Doppelte Unsicherheit
Festzuhalten bleibt, dass die Patientinnen weiterhin mit einer doppelten Unsicherheit konfrontiert sind: mit dem unklaren Stellenwert von Biomarkern bei der Entscheidung für oder gegen eine Chemotherapie und mit der unübersichtlichen Situation hinsichtlich der Erstattungsfähigkeit. Der Appell des IQWiG, die Behandelnden dürften die Frauen mit der unbefriedigenden Studienlage nicht allein lassen, ist sicherlich ebenso gut gemeint wie der Hinweis der Pathologen, der Selektivvertrag stelle eine Überbrückung dar, bis die Genexpressionsdiagnostik für die Therapieentscheidung in die Regelversorgung überführt ist.

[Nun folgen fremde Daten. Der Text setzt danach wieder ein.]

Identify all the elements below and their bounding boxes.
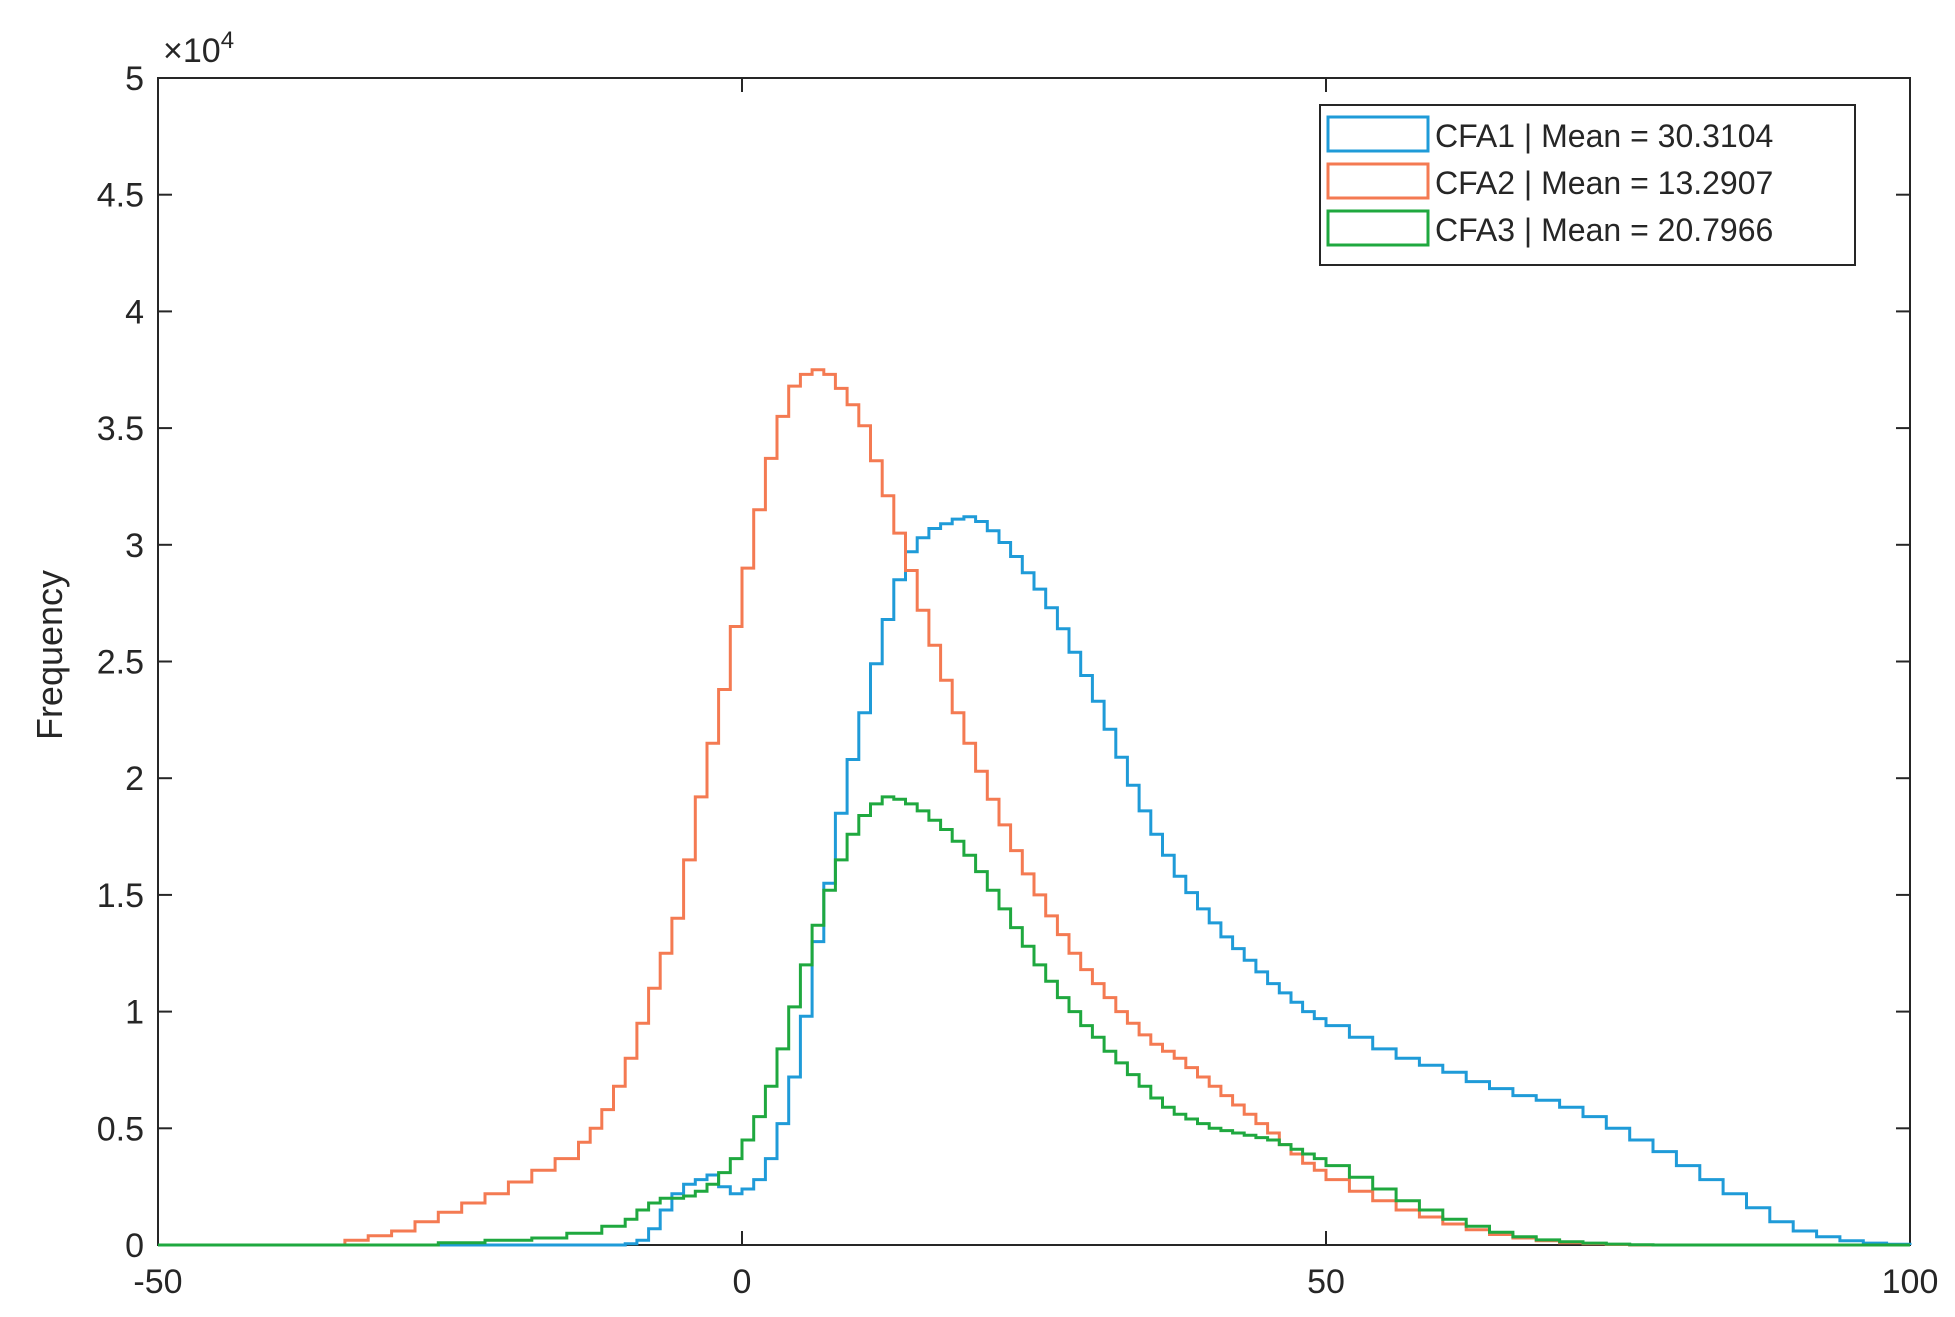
legend-swatch-2 (1326, 162, 1430, 200)
series-line-2 (158, 368, 1910, 1247)
legend-swatch-1 (1326, 115, 1430, 153)
legend-label-3: CFA3 | Mean = 20.7966 (1435, 212, 1773, 248)
series-line-1 (158, 515, 1912, 1247)
y-tick-label: 0.5 (97, 1110, 144, 1148)
y-tick-label: 1 (125, 994, 144, 1032)
legend-box (1319, 104, 1856, 266)
y-axis-title: Frequency (29, 570, 70, 740)
y-tick-label: 1.5 (97, 877, 144, 915)
y-tick-label: 0 (125, 1227, 144, 1265)
y-tick-label: 2 (125, 760, 144, 798)
y-exponent-base: ×10 (163, 32, 221, 70)
x-axis: -50 0 50 100 (133, 78, 1938, 1301)
x-tick-label: 100 (1882, 1263, 1939, 1301)
y-exponent-power: 4 (221, 27, 234, 54)
y-tick-label: 2.5 (97, 644, 144, 682)
y-tick-label: 5 (125, 60, 144, 98)
y-tick-label: 3 (125, 527, 144, 565)
legend-label-1: CFA1 | Mean = 30.3104 (1435, 118, 1773, 154)
x-tick-label: 0 (733, 1263, 752, 1301)
series-line-3 (158, 795, 1910, 1247)
y-tick-label: 4.5 (97, 177, 144, 215)
series-lines (158, 368, 1912, 1247)
y-tick-label: 4 (125, 293, 144, 331)
x-tick-label: -50 (133, 1263, 182, 1301)
legend-swatch-3 (1326, 209, 1430, 247)
x-tick-label: 50 (1307, 1263, 1345, 1301)
legend: CFA1 | Mean = 30.3104 CFA2 | Mean = 13.29… (1319, 104, 1856, 266)
y-axis: 0 0.5 1 1.5 2 2.5 3 3.5 4 4.5 5 (97, 60, 1910, 1265)
y-exponent-label: ×104 (163, 27, 234, 70)
y-tick-label: 3.5 (97, 410, 144, 448)
legend-label-2: CFA2 | Mean = 13.2907 (1435, 165, 1773, 201)
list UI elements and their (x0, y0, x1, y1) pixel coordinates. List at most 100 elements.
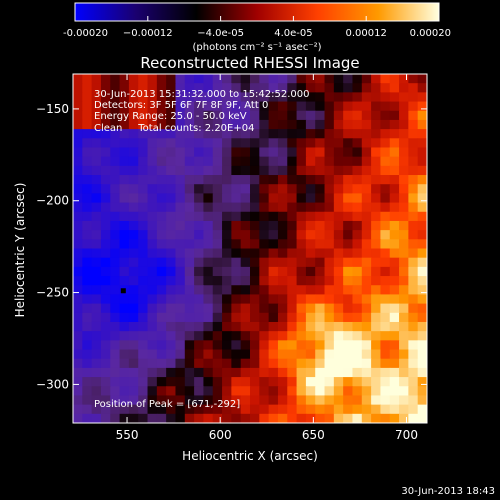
heatmap-cell (399, 175, 409, 185)
heatmap-cell (268, 74, 279, 84)
heatmap-cell (352, 83, 363, 93)
heatmap-cell (138, 276, 149, 286)
heatmap-cell (203, 83, 214, 93)
heatmap-cell (166, 413, 177, 423)
heatmap-cell (147, 193, 158, 204)
heatmap-cell (128, 386, 139, 397)
heatmap-cell (73, 340, 83, 351)
heatmap-cell (184, 331, 195, 341)
heatmap-cell (380, 129, 391, 139)
heatmap-cell (250, 321, 260, 332)
heatmap-cell (371, 138, 382, 149)
footer-timestamp: 30-Jun-2013 18:43 (401, 486, 495, 497)
heatmap-cell (333, 331, 344, 341)
heatmap-cell (110, 312, 121, 323)
heatmap-cell (175, 220, 186, 231)
heatmap-cell (203, 294, 214, 305)
heatmap-cell (296, 312, 307, 323)
heatmap-cell (128, 248, 139, 259)
heatmap-cell (110, 367, 121, 378)
heatmap-cell (408, 165, 419, 176)
heatmap-cell (231, 220, 242, 231)
heatmap-cell (389, 165, 400, 176)
heatmap-cell (166, 294, 177, 305)
heatmap-cell (73, 312, 83, 323)
heatmap-cell (184, 74, 195, 84)
heatmap-cell (240, 413, 251, 423)
heatmap-cell (371, 119, 382, 130)
heatmap-cell (100, 138, 111, 149)
heatmap-cell (119, 358, 130, 369)
heatmap-cell (138, 83, 149, 93)
heatmap-cell (399, 257, 409, 268)
heatmap-cell (73, 184, 83, 194)
heatmap-cell (371, 413, 382, 423)
heatmap-cell (305, 165, 316, 176)
heatmap-cell (315, 358, 326, 369)
heatmap-cell (343, 92, 354, 103)
heatmap-cell (417, 165, 427, 176)
heatmap-cell (250, 211, 260, 222)
heatmap-cell (399, 239, 409, 250)
heatmap-cell (417, 92, 427, 103)
heatmap-cell (194, 101, 205, 112)
heatmap-cell (305, 138, 316, 149)
heatmap-cell (371, 92, 382, 103)
heatmap-cell (259, 321, 270, 332)
heatmap-cell (250, 312, 260, 323)
heatmap-cell (203, 165, 214, 176)
heatmap-cell (203, 92, 214, 103)
heatmap-cell (324, 395, 335, 406)
heatmap-cell (250, 165, 260, 176)
heatmap-cell (194, 202, 205, 213)
heatmap-cell (371, 331, 382, 341)
heatmap-cell (73, 404, 83, 415)
heatmap-cell (352, 92, 363, 103)
heatmap-cell (110, 110, 121, 121)
heatmap-cell (222, 404, 232, 415)
heatmap-cell (399, 193, 409, 204)
heatmap-cell (343, 413, 354, 423)
heatmap-cell (82, 294, 93, 305)
heatmap-cell (324, 147, 335, 158)
heatmap-cell (166, 321, 177, 332)
heatmap-cell (138, 211, 149, 222)
heatmap-cell (82, 165, 93, 176)
heatmap-cell (259, 248, 270, 259)
heatmap-cell (408, 276, 419, 286)
heatmap-cell (128, 74, 139, 84)
heatmap-cell (305, 119, 316, 130)
heatmap-cell (287, 358, 298, 369)
heatmap-cell (380, 220, 391, 231)
heatmap-cell (222, 110, 232, 121)
heatmap-cell (287, 220, 298, 231)
heatmap-cell (343, 119, 354, 130)
heatmap-cell (371, 184, 382, 194)
heatmap-cell (259, 165, 270, 176)
heatmap-cell (259, 294, 270, 305)
heatmap-cell (175, 358, 186, 369)
heatmap-cell (389, 175, 400, 185)
heatmap-cell (324, 184, 335, 194)
heatmap-cell (194, 147, 205, 158)
heatmap-cell (389, 129, 400, 139)
heatmap-cell (296, 331, 307, 341)
heatmap-cell (240, 74, 251, 84)
heatmap-cell (389, 331, 400, 341)
heatmap-cell (110, 285, 121, 296)
heatmap-cell (91, 395, 102, 406)
heatmap-cell (296, 184, 307, 194)
heatmap-cell (203, 404, 214, 415)
heatmap-cell (203, 276, 214, 286)
heatmap-cell (389, 83, 400, 93)
heatmap-cell (194, 211, 205, 222)
heatmap-cell (156, 413, 167, 423)
heatmap-cell (389, 386, 400, 397)
heatmap-cell (184, 367, 195, 378)
heatmap-cell (371, 257, 382, 268)
heatmap-cell (194, 358, 205, 369)
heatmap-cell (91, 202, 102, 213)
heatmap-cell (361, 248, 372, 259)
heatmap-cell (166, 340, 177, 351)
heatmap-cell (408, 156, 419, 167)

Für viele Betroffene bleibt die Situation unerträglich.
Was sind Biomarker und Genexpressionstests?
Ein Biomarker ist ein objektiv erkennbares biologisches Merkmal wie etwa ein Protein, Enzym oder Hormon, dessen Vorhanden-
sein oder vermehrtes Auftreten in Gewebe und Körperflüssigkeiten ein unverwechselbares physiologisches Kennzeichen ist oder auf einen Krankheits-zustand hindeutet.
Biomarker dienen zum Beispiel zu prognostischen, diagnostischen oder differenzialdia-gnostischen Zwecken, zur Überwachung des klinischen Ansprechens auf eine Therapie, als Risikoindikatoren für später auftretende Krankheiten sowie als Surrogat-Endpunkt in klinischen Studien, wenn dieser als valider Ersatz für einen klinischen Endpunkt herangezogen werden kann. Genomische Merkmale können prognostische Biomarker sein, die es erlauben, den Verlauf einer Krankheit individuell vorherzusagen. Sie sind mithilfe von Genexpressionstests bestimmbar.